Monsieur X sera débouté de ses demandes en paiement au titre d’une indemnité pour licenciement nul, d’une indemnité de préavis, des congés payés afférents et d’une indemnité de licenciement.
Sur la demande de dommages-intérêts pour défaut de formation Monsieur X invoque un manquement de l’employeur à son devoir d’adaptation à son poste de travail et il sollicite la somme de 1.000 € de dommages-intérêts sur ce point.
L’APPASE réplique que Monsieur X a bénéficié de formations comme cela résulte de son entretien d’évaluation, qu’il n’a pas été demandeur de formation si ce n’est pour obtenir le niveau supérieur et a même refusé des formations.
Il ressort du compte rendu de l’entretien professionnel du 9 mars 2016 que, sous la rubrique 'bilan global de l’année passée', 'parcours de formation (initiale et continue)' il est indiqué 'équipier de première intervention, manipulation des extincteurs, sauveteur secouriste au travail'. Par ailleurs, à la question 'souhaitez-vous suivre une formation', Monsieur X répond 'non', l’évaluateur pour sa part mentionnant sous la rubrique 'plan d’action’ : 'débuter rapidement la formation ME/MA'.
En tout état de cause, Monsieur X ne justifie pas d’un quelconque préjudice que lui aurait causé une absence de formation.
Sa demande de dommages-intérêts sera donc rejetée.
Sur l’article 700 du code de procédure civile et sur les dépens
Les dispositions du jugement relatives aux frais irrépétibles et aux dépens seront infirmées.

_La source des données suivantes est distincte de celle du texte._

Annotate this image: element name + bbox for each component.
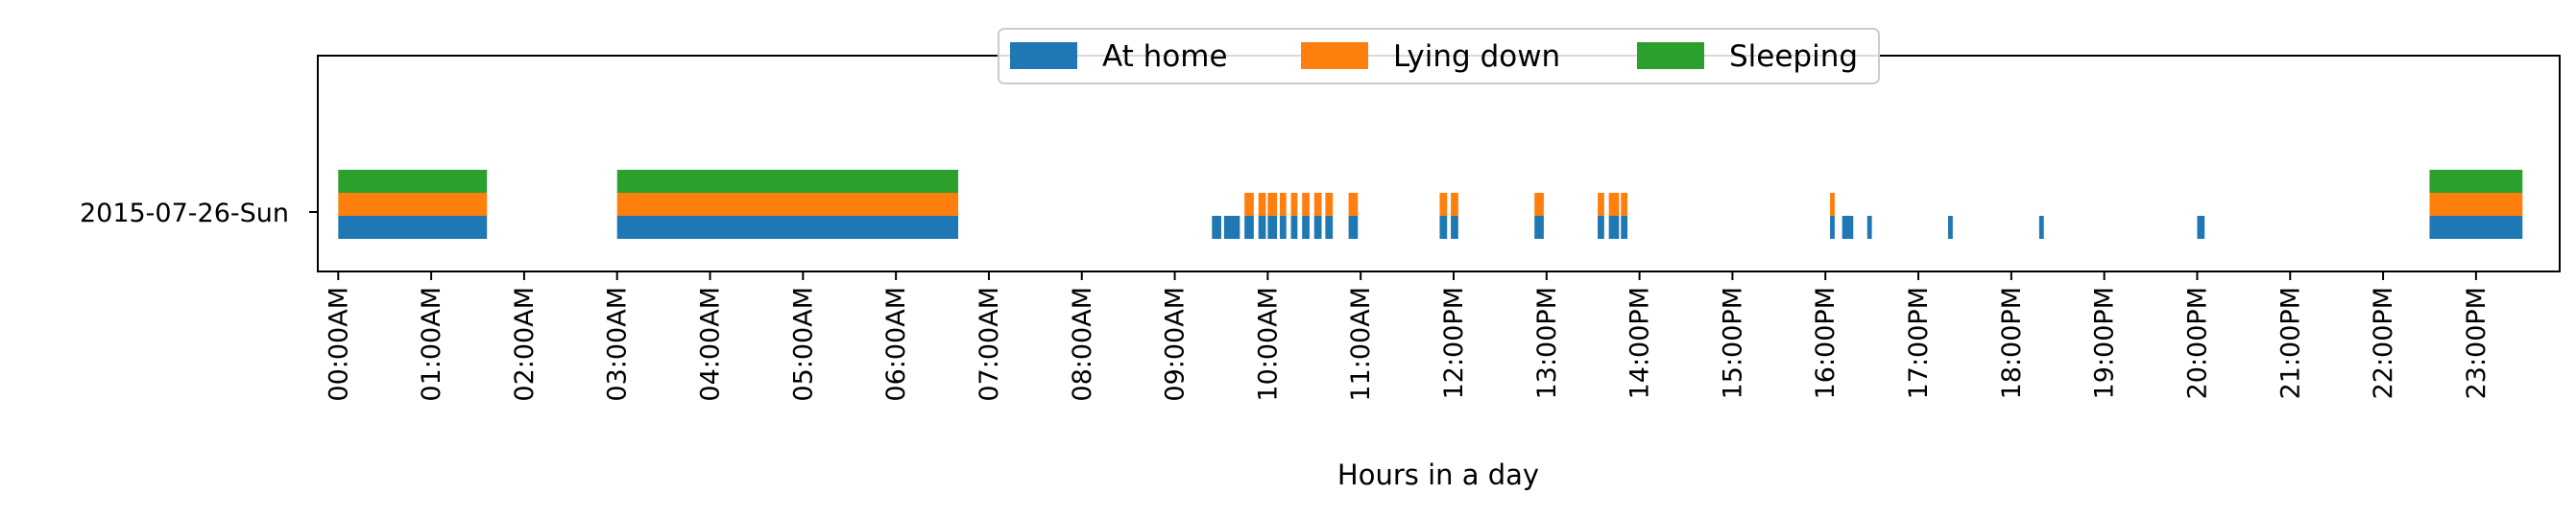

Il est équitable de condamner Monsieur X à payer à l’APPASE la somme de 800 € au titre des frais non compris dans les dépens qu’elle a engagés en première instance et en cause d’appel.
Les dépens de première instance et d’appel seront à la charge de Monsieur X, partie succombante par application de l’article 696 du code de procédure civile.
PAR CES MOTIFS
La Cour, après en avoir délibéré, statuant publiquement, par arrêt contradictoire prononcé par mise à disposition au greffe, les parties en ayant été avisées dans les conditions prévues à l’article 450 alinéa 2 du code de procédure civile et en matière prud’homale,
Infirme le jugement déféré en toutes ses dispositions,
Statuant à nouveau et y ajoutant,
Dit que le licenciement de Monsieur E X pour faute grave est fondé,
Déboute Monsieur E X de l’intégralité de ses demandes,
Condamne Monsieur E X à payer à l’association pour la promotion des actions sociales et éducatives la somme de 800 € au titre de l’article 700 du code de procédure civile pour les frais engagés en première instance et en cause d’appel,
Condamne Monsieur E X aux dépens de première instance et d’appel.